I wonder if it is valid to manually edit a tensor’s grad of a DDP model before syncing the gradient. This is what I am trying to do:
1. base_model = MyModel().cuda(device_ids[0])
2. ddp_model = DDP(base_model, device_ids)
3. outputs = ddp_model(input)
4. loss1, loss2 = loss_fn(outputs)
5. with ddp_model.no_sync():
6. local_loss = loss1 + 0. * loss2
7. local_loss.backward(retain_graph=True)
8. for p in base_model.sub_model2.parameters():
9. p.grad *= 0.
10. for p in base_model.sub_model3.parameters():
11. p.grad *= 0.
12. local_loss = 0. * loss1 + loss2
13. local_loss.backward()
14. optimizer.step()
As shown in the code snippet above, I manually modify the base_model’s gradient at lines 8 - 11 before syncing the gradient at line 13. My goal is to use loss1 to only update sub_model1 in the base_model, and use loss2 to update the whole base_model.
The code runs without error, but I am concerned if this manual modification of tensor gradient will cause any issue to the gradient sync mechanism in DDP.
With the above code, I think DDP still syncs all grads for both loss1 and loss2, because the flag controlled by no_sync ctx manager is used when calling DistributedDataParallel.forward().
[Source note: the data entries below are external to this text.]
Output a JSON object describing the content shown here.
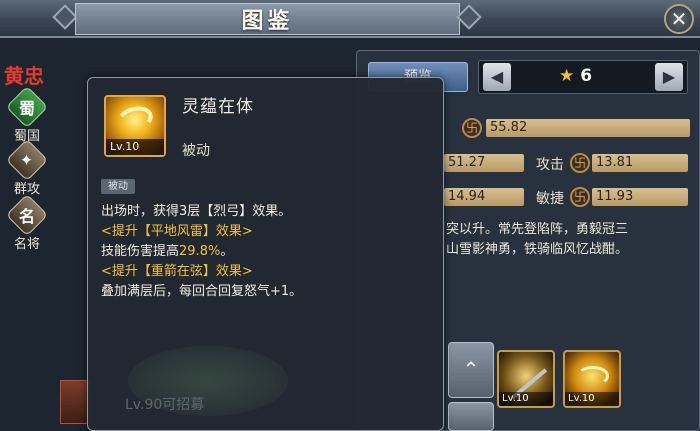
{
  "header": {
    "title": "图鉴",
    "close_symbol": "✕"
  },
  "hero": {
    "name": "黄忠"
  },
  "sidebar": {
    "items": [
      {
        "badge": "蜀",
        "label": "蜀国"
      },
      {
        "badge": "✦",
        "label": "群攻"
      },
      {
        "badge": "名",
        "label": "名将"
      }
    ]
  },
  "panel": {
    "preview_label": "预览",
    "star_level": "6",
    "stats": [
      {
        "label": "攻击",
        "value": "13.81"
      },
      {
        "label": "敏捷",
        "value": "11.93"
      }
    ],
    "stat_values_partial": [
      "55.82",
      "51.27",
      "14.94"
    ],
    "description_lines": [
      "突以升。常先登陷阵，勇毅冠三",
      "山雪影神勇，铁骑临风忆战酣。"
    ],
    "skills": [
      {
        "level": "Lv.10",
        "icon": "spear-icon"
      },
      {
        "level": "Lv.10",
        "icon": "golden-swirl-icon"
      }
    ]
  },
  "tooltip": {
    "skill_name": "灵蕴在体",
    "skill_level": "Lv.10",
    "skill_type": "被动",
    "tag": "被动",
    "lines": [
      {
        "parts": [
          {
            "text": "出场时，获得3层【烈弓】效果。",
            "style": "white"
          }
        ]
      },
      {
        "parts": [
          {
            "text": "<提升【平地风雷】效果>",
            "style": "gold"
          }
        ]
      },
      {
        "parts": [
          {
            "text": "技能伤害提高",
            "style": "white"
          },
          {
            "text": "29.8%",
            "style": "gold"
          },
          {
            "text": "。",
            "style": "white"
          }
        ]
      },
      {
        "parts": [
          {
            "text": "<提升【重箭在弦】效果>",
            "style": "gold"
          }
        ]
      },
      {
        "parts": [
          {
            "text": "叠加满层后，每回合回复怒气+1。",
            "style": "white"
          }
        ]
      }
    ],
    "recruit_text": "Lv.90可招募"
  },
  "colors": {
    "accent_gold": "#f3c33a",
    "hero_name": "#e23c2c",
    "panel_bg": "#27323e"
  }
}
So, as the forward is out of the no_sync context, DDP would still prepare to sync all grads during the backward pass.
How is MyModel implemented. Does it contain two independent submodules sub_model1 and sub_model2 and do sth like the following?
I want the gradient to be synced eventually when I call backward() at line 11, so the above code seems correct? My goal is to accumulate gradient from both loss1 and loss2 to sub_model2 and accumulate gradient only from loss2 to sub_model1. That’s why I try to zero out grad in sub_model1.
Note that I use local_loss = loss1 + 0.0 * loss2 and local_loss = 0.0 * loss1 + loss2 to mask out part of the loss before calling local_loss.backward().
My goal is to accumulate gradient from both loss1 and loss2 to sub_model1 and accumulate gradient only from loss2 to sub_model2 and sub_model3. That’s why I try to zero out grad in sub_model2 and sub_model3.
In that case, calling backward once on loss1+loss2 might be sufficient? Is the following result what you want?
import torch
import torch.nn as nn
class MyModel(nn.Module):
def __init__(self):
super().__init__()
with torch.no_grad():
self.net1 = nn.Linear(1, 1)
self.net1.weight.copy_(torch.ones(1, 1))
self.net1.bias.copy_(torch.zeros(1))
self.net2 = nn.Linear(1, 1)
self.net2.weight.copy_(torch.ones(1, 1))
self.net2.bias.copy_(torch.zeros(1))
def forward(self, x):
out1 = self.net1(x)
out2 = self.net2(out1)
return out1 + out2
print("==============")
model = MyModel()
model(torch.ones(1, 1)).sum().backward()
print("net1 grad is: ", model.net1.weight.grad)
print("net2 grad is: ", model.net2.weight.grad)
print("==============")
model = MyModel()
model.net1(torch.ones(1, 1)).sum().backward()
print("net1 grad is: ", model.net1.weight.grad)
print("net1 grad is: ", model.net2.weight.grad)
print("==============")
model = MyModel()
model.net2(torch.ones(1, 1)).sum().backward()
print("net1 grad is: ", model.net1.weight.grad)
print("net2 grad is: ", model.net2.weight.grad)
outputs are
==============
net1 grad is: tensor([[2.]])
net2 grad is: tensor([[1.]])
==============
net1 grad is: tensor([[1.]])
net2 grad is: None
==============
net1 grad is: None
net2 grad is: tensor([[1.]])
Okay that makes sense, but let me clarify how MyModel works internally so that the proposed solution may not work in the case. The reply has been updated.
In short, I have 3 subnets inside MyModel. One of the loss depends on sub_model1 and sub_model2, but I only want to update sub_model1 with this loss. Therefore I need to zero out the grad in sub_model2 when calling backward on that loss.
With this code, out1.sum().backward() will only compute grads for sub_model1, and out2.sum().backward() will compute grads for all sub-models. And (out1 + out2).sum().backward() should meet the cited statement above.